Ich studiere Musikpädagogik mit Hauptfach Klavier und Orgel. Am Vormittag übe ich, jeweils um elf Uhr spiele ich wöchentlich bis zu vier Mal im Kloster Einsiedeln. Seit Oktober bin ich dort als Organistin angestellt, eine grosse Sache, sonst spielten immer nur Mönche – und erst recht keine Frauen. Von einigen Konservativen hiess es, warum um Gottes willen eine Frau die Orgel spiele. Mittlerweile fühle ich mich in Einsiedeln zu Hause, die Leute sind sehr herzlich.
Während in üblichen Gottesdiensten die Feier mit der Orgel umrahmt und das Volk begleitet wird, sekundiere ich in Einsiedeln gregorianische Choräle, den klösterlichen Männerchor oder Lieder, die das Volk singt. Jede Messe ist anders, ich weiss nie, was kommt. Improvisation ist wichtig. Das ist spannend, aber schwierig: Die Orgel bietet grenzenlose Möglichkeiten, auch weil man zusätzlich mit den Füssen spielt. Organisten tanzen unbewusst. Die grösste Einsiedler Orgel klingt, wegen ihrer Tausenden von Pfeifen, wie ein Orchester. Das wird unterschätzt, sogar unter Musikern. Fragt man Pianisten, heisst es abschätzig: «Ja, ja, die Orgel . . .» Dabei sind es die Klangfarben des Klaviers, die begrenzt sind.

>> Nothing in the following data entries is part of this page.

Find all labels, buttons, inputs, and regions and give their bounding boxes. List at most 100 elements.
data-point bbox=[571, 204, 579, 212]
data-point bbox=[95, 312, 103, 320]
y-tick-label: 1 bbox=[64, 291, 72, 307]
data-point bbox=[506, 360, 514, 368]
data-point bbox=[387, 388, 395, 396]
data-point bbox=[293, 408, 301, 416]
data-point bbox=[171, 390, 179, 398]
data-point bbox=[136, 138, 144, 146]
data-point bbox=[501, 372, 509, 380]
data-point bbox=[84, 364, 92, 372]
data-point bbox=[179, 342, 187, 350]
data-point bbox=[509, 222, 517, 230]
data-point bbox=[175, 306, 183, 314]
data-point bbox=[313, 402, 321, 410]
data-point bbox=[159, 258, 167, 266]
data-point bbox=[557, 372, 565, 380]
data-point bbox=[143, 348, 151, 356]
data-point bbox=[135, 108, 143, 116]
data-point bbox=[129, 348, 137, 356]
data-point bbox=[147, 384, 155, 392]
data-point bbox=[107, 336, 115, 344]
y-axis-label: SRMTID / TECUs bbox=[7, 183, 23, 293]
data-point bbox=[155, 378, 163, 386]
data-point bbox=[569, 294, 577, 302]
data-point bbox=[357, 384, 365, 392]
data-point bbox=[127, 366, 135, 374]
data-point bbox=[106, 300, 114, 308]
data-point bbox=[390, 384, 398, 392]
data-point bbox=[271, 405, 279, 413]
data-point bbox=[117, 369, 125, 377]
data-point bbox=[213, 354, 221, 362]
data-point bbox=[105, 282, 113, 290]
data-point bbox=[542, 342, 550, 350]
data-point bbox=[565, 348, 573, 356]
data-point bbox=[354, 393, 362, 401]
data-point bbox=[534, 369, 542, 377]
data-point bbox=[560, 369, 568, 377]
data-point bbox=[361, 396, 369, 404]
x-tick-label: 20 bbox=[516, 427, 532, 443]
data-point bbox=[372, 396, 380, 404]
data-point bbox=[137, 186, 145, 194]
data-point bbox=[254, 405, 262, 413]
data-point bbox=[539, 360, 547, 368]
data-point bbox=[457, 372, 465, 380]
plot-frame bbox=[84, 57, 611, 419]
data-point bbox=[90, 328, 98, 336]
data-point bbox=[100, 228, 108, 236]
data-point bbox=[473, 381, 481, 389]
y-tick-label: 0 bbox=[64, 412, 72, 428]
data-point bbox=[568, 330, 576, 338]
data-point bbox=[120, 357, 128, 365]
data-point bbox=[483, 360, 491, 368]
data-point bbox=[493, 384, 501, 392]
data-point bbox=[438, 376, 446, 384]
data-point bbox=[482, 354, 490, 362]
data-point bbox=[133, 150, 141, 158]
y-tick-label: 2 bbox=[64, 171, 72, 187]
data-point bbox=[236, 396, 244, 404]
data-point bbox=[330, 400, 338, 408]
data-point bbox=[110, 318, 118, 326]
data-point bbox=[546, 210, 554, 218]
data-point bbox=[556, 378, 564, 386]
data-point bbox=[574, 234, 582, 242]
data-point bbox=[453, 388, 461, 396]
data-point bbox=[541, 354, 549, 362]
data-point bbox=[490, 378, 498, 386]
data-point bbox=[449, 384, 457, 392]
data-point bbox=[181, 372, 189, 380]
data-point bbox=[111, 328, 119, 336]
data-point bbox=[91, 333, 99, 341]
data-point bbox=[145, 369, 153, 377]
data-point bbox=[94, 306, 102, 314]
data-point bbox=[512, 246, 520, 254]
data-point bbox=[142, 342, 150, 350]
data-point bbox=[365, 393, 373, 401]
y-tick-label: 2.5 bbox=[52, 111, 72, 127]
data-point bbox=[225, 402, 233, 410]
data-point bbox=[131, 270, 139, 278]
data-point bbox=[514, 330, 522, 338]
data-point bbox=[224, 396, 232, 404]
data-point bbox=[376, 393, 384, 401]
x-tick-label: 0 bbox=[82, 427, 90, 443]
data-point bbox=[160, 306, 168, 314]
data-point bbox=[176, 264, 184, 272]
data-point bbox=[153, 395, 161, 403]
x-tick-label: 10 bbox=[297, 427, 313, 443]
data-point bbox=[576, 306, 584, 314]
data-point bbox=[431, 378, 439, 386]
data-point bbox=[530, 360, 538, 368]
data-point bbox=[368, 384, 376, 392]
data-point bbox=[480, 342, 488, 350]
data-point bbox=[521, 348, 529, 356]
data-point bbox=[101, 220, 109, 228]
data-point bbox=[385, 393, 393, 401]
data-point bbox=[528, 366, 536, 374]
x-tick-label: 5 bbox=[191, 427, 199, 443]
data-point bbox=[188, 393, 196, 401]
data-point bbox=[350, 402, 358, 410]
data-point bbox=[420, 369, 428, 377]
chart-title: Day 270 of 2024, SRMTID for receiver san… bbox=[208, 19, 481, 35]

In Einsiedeln wird die Orgel noch geschätzt. Wo ich spiele, gehört sie zu den Höhepunkten, während sie vielerorts als altmodisch gilt. Wenn Priester aber meinen, sie könnten Gläubige mit Popmusik ins Gotteshaus locken, ist das verfehlt. Wenn ältere Leute jemanden sehen, der am Keyboard sitzt und moderne Musik intoniert, finden sie das nicht so toll.
Meine Eltern studierten Gesang in Stuttgart, danach in Basel. Ich wuchs in Lörrach auf. Meine Kindheit verbrachte ich oft in Chorproben oder Opernproduktionen. Mit fünf Jahren begann ich mit Geige, mit sieben mit Klavier, für Partys fehlte die Zeit. Den deutschen Wettbewerb «Jugend musiziert» gewann ich mit meinem Duopartner, einem Geiger. Selbstverständlich war ich als Kind in der katholischen Kirche; ob ich daran glaube, haben wir zu Hause aber nie besprochen, das entwickelte sich. Heute glaube ich, obwohl ich nicht mit allen Ritualen des Katholizismus einverstanden bin. Konservative Meinungen, auch gegen Frauen, gehen mir zu weit. Hingegen finde ich, wer gänzlich gegen die Kirche ist, sollte auch nicht in einer Kirche musizieren. Befreundete Sänger traten während Corona in der Kirche auf, obwohl sie ausgetreten sind. Ich finde, wenn man etwas macht, sollte man dazu stehen. Während des Gymnasiums absolvierte ich ein Vorstudium, zwei Wochen nach meiner Matura spielte ich an meiner Aufnahmeprüfung für das Klavierstudium am Luzerner Konservatorium. Seither studiere ich dort Musik. Meine Orgelprofessorin war, als sie mich dann an der Orgel hörte, so begeistert, dass sie meinte, ich solle das unbedingt weiterverfolgen. Die Schwierigkeit des Orgelspiels ist vor allem die Artikulation: Klaviertöne spielt man klar oder verschwommen, bei der Orgel gibt es einen Nachhall, wegen der Akustik der Kirche. Das heisst, es ist ein Spiel mit der Zeit. Am liebsten spiele ich Barock, Bach. Und ich bin ein Riesenfan der französischen Romantik, darin gehe ich auf. In Paris zu spielen, ist ein Ziel von mir.
Neben dem Studium konzertiere ich in Ensembles und gebe Klavierstunden. Ich finde es wichtig, Musik weiterzugeben, damit sie überdauert. Es ist egoistisch, ausschliesslich für sich und das Publikum zu musizieren. Dass mich Zuhörer beim Gottesdienst nicht sehen, bereitet mir keine Mühe. Im Gegenteil: Bei Instrumentalisten gibt es diesen Trend mit hübschen Kleidchen und schönen Frisuren – was ich zwar auch gerne mache. Mir passt aber diese Show nicht, das lenkt von der Musik ab und ist eine Nebensache. Mir geht es um das, was man hört.